Video-based referring expression comprehension is a challenging task that requires locating the referred object in each video frame of a given video. While many existing approaches treat this task as an object-tracking problem, their performance is heavily reliant on the quality of the tracking templates. Furthermore, when there is not enough annotation data to assist in template selection, the tracking may fail. Other approaches are based on object detection, but they often use only one adjacent frame of the key frame for feature learning, which limits their ability to establish the relationship between different frames. In addition, improving the fusion of features from multiple frames and referring expressions to effectively locate the referents remains an open problem. To address these issues, we propose a novel approach called the Multi-Stage Image-Language Cross-Generative Fusion Network (MILCGF-Net), which is based on one-stage object detection. Our approach includes a Frame Dense Feature Aggregation module for dense feature learning of adjacent time sequences. Additionally, we propose an Image-Language Cross-Generative Fusion module as the main body of multi-stage learning to generate cross-modal features by calculating the similarity between video and expression, and then refining and fusing the generated features. To further enhance the cross-modal feature generation capability of our model, we introduce a consistency loss that constrains the image-language similarity and language-image similarity matrices during feature generation. We evaluate our proposed approach on three public datasets and demonstrate its effectiveness through comprehensive experimental results.

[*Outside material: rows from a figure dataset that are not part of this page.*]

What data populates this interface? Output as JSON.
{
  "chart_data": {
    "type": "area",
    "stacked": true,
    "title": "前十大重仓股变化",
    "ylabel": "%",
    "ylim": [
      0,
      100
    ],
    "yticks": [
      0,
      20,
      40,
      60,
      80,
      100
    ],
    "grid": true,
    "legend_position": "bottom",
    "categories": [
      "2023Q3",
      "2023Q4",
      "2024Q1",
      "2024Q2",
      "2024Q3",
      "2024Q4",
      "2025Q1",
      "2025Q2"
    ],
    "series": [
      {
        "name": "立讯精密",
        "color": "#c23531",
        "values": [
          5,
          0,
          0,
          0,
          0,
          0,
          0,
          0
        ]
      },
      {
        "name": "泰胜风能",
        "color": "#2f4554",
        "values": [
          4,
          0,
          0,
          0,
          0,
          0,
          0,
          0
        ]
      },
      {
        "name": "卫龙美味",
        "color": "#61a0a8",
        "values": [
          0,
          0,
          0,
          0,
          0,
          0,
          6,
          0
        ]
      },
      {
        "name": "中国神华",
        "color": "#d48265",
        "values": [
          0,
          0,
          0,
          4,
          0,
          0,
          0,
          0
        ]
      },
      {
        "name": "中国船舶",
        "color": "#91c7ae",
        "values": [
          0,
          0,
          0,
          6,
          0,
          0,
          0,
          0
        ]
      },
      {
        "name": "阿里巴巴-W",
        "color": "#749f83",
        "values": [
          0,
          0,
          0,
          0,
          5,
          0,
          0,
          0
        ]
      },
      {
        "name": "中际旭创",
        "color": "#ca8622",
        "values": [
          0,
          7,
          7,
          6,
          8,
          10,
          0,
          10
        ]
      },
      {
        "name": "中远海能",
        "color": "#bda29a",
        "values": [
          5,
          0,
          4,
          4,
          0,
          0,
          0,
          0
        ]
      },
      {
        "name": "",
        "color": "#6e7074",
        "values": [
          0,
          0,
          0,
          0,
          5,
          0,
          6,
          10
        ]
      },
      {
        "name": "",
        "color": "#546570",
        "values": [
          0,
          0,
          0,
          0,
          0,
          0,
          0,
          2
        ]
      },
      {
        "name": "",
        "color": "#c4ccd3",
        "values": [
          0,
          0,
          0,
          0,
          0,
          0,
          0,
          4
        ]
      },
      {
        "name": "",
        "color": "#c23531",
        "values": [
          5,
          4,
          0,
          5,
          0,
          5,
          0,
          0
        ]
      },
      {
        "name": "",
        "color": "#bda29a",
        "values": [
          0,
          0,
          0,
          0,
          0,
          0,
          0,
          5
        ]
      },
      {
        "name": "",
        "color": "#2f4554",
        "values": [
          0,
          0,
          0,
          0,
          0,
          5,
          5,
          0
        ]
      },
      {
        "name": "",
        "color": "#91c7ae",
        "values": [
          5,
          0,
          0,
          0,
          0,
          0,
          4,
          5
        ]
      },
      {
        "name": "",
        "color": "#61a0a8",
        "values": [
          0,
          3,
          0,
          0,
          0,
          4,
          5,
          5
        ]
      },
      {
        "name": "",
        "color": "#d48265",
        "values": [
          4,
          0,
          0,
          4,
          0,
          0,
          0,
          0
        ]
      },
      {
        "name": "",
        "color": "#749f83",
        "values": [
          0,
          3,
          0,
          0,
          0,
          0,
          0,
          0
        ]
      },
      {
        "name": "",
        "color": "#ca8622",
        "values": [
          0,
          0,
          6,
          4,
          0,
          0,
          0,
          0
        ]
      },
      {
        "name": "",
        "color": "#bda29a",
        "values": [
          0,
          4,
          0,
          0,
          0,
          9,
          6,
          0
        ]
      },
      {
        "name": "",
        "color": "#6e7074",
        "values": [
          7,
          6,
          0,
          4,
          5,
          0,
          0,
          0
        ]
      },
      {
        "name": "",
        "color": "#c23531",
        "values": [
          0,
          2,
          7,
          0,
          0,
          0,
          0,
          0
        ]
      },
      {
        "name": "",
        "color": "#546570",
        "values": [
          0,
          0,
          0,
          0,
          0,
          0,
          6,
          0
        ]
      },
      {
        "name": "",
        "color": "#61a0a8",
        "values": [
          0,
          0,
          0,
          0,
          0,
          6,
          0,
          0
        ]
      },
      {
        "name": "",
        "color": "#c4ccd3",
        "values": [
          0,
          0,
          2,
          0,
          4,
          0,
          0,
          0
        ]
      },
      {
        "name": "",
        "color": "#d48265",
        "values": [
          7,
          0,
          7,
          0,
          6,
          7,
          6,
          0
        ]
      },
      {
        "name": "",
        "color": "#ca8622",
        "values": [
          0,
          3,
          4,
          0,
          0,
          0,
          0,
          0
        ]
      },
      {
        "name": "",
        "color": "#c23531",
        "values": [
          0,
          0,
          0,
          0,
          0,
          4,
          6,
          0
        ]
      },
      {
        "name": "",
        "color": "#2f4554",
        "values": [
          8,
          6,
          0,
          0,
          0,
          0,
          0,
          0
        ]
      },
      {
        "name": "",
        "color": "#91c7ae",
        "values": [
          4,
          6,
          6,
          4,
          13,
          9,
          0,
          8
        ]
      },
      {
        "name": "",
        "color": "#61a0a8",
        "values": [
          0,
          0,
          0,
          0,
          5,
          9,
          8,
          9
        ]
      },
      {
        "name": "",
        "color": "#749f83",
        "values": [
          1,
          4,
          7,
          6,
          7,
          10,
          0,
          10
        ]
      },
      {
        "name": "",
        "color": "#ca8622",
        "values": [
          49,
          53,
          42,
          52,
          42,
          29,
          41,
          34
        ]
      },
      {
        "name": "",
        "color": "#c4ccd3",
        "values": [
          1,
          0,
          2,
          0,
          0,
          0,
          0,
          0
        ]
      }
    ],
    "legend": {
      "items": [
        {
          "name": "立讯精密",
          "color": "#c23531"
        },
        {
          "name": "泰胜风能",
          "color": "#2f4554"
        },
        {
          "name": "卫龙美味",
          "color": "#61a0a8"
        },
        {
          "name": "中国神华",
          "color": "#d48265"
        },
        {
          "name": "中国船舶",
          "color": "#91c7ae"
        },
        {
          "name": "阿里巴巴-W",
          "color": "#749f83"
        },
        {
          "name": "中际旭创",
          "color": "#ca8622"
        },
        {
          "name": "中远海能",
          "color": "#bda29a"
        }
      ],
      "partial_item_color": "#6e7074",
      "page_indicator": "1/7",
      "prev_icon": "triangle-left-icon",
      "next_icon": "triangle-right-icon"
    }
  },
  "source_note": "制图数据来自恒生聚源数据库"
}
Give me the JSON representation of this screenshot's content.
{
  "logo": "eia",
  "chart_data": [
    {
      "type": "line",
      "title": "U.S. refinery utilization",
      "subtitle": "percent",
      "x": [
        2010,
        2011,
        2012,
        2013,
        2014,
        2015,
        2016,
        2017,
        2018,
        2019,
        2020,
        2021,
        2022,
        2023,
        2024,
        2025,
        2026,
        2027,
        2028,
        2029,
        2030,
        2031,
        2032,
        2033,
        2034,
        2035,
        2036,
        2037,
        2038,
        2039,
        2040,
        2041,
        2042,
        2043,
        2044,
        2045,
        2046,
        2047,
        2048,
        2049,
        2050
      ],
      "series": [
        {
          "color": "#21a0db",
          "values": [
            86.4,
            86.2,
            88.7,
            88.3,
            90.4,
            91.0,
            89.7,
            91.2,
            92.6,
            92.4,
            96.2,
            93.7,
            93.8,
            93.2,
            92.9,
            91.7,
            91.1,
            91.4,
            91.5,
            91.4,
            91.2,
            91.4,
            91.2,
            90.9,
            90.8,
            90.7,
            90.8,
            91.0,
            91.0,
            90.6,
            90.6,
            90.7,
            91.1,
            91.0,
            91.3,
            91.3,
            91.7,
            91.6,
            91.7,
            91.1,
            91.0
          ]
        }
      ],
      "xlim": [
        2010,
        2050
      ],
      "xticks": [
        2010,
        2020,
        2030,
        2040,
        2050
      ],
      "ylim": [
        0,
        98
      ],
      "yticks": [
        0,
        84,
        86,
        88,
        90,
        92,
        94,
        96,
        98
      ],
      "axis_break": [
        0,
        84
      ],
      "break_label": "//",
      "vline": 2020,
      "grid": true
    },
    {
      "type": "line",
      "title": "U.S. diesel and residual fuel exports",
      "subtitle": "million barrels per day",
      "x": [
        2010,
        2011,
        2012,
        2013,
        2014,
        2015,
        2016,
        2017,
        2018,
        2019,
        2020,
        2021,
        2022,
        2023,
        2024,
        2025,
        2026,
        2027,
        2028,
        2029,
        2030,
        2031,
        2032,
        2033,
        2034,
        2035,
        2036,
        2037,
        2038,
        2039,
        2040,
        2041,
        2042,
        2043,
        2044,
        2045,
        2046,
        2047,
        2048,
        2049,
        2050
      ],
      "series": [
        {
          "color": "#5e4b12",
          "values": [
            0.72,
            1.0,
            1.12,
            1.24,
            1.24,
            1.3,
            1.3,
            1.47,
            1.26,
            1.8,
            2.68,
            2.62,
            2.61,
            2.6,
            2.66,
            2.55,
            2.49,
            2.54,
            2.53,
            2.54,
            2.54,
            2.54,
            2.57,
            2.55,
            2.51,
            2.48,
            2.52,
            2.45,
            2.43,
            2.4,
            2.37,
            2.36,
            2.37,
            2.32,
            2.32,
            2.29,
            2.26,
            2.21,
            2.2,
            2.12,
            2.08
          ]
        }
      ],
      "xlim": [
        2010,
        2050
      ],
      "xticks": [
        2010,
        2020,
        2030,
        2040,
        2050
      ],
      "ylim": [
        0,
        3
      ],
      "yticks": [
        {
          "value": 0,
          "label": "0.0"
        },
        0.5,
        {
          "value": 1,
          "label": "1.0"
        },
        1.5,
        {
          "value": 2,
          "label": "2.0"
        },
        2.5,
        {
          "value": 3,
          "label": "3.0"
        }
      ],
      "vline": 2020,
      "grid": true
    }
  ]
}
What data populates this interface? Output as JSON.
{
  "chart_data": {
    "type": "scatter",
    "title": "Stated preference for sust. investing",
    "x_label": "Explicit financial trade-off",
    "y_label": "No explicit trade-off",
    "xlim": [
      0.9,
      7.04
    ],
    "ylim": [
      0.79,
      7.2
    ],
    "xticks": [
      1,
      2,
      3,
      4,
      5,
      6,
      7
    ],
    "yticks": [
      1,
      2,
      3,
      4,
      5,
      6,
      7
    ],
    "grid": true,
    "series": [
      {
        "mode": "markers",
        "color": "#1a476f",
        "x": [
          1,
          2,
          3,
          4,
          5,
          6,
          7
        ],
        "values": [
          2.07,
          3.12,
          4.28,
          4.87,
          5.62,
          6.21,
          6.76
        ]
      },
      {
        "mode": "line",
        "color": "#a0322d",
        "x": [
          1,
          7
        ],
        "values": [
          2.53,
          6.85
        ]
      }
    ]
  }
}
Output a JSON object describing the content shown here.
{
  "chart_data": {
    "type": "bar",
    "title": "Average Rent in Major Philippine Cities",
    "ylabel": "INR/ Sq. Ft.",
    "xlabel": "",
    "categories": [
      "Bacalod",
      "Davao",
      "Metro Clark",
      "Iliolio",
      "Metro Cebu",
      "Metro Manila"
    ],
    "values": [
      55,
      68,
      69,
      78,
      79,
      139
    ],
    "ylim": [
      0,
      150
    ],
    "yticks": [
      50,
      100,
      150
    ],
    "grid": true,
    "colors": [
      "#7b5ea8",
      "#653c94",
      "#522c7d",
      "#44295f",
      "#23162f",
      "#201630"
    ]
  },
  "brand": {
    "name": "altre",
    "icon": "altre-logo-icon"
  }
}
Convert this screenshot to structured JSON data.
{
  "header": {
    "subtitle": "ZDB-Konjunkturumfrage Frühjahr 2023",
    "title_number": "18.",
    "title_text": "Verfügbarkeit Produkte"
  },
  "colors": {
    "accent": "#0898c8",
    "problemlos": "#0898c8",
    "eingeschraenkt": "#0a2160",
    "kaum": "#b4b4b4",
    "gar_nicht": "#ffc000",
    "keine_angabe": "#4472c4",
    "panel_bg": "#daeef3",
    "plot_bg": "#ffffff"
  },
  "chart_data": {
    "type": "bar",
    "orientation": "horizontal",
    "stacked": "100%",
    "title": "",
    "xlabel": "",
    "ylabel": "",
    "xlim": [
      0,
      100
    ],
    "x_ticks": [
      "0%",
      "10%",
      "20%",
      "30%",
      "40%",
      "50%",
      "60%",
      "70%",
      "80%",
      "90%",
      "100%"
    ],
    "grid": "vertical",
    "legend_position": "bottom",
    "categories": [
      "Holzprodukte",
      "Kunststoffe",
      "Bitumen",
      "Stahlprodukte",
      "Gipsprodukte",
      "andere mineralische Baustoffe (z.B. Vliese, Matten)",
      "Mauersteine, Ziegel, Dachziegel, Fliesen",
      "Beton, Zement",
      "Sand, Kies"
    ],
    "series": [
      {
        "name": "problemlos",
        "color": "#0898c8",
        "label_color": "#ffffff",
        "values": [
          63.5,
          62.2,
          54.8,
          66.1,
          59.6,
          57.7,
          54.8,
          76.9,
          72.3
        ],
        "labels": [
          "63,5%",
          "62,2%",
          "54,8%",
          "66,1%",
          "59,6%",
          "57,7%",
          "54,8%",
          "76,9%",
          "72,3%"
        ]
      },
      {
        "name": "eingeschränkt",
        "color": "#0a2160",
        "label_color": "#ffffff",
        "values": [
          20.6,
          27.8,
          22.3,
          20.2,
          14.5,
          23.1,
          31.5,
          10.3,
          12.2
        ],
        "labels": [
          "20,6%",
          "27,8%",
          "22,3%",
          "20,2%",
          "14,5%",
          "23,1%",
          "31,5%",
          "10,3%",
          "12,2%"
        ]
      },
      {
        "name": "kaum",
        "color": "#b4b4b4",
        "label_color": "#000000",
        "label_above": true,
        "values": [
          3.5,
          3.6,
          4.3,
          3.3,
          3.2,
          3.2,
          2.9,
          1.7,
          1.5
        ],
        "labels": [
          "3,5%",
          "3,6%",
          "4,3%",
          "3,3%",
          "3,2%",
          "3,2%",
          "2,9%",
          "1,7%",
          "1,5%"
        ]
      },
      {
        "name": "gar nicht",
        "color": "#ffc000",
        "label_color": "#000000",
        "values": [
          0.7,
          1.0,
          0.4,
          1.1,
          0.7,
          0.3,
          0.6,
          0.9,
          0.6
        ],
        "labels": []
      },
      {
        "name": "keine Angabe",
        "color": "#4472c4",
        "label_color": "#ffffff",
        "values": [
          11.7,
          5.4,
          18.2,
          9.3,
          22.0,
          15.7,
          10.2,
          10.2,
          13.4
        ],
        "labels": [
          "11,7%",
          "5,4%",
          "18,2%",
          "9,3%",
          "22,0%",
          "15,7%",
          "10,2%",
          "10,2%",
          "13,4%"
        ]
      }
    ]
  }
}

基于视频的指代消解是一项具有挑战性的任务,需要在给定视频的每一帧中定位所指对象。虽然许多现有的方法将这个任务视为一个目标跟踪问题,但它们的性能严重依赖于跟踪模板的质量。此外,当没有足够的注释数据来辅助模板选择时,跟踪可能会失败。其他方法基于目标检测,但它们通常只使用关键帧的一个相邻帧进行特征学习,这限制了它们建立不同帧之间关系的能力。此外,如何改进来自多个帧和指代表达式的特征融合,以有效地定位指代对象,仍然是一个悬而未决的问题。为了解决这些问题,我们提出了一种名为多阶段图像-语言交叉生成融合网络(MILCGF-Net)的新方法,该方法基于单阶段目标检测。我们的方法包括一个帧密集特征聚合模块,用于对相邻时间序列进行密集特征学习。此外,我们提出了一个图像-语言交叉生成融合模块作为多阶段学习的主体,通过计算视频和表达式之间的相似性来生成跨模态特征,然后对生成的特征进行细化和融合。为了进一步提高我们模型的跨模态特征生成能力,我们引入了一致性损失,在特征生成过程中约束图像-语言相似性和语言-图像相似性矩阵。我们在三个公共数据集上评估了我们提出的方法,并通过全面的实验结果证明了其有效性。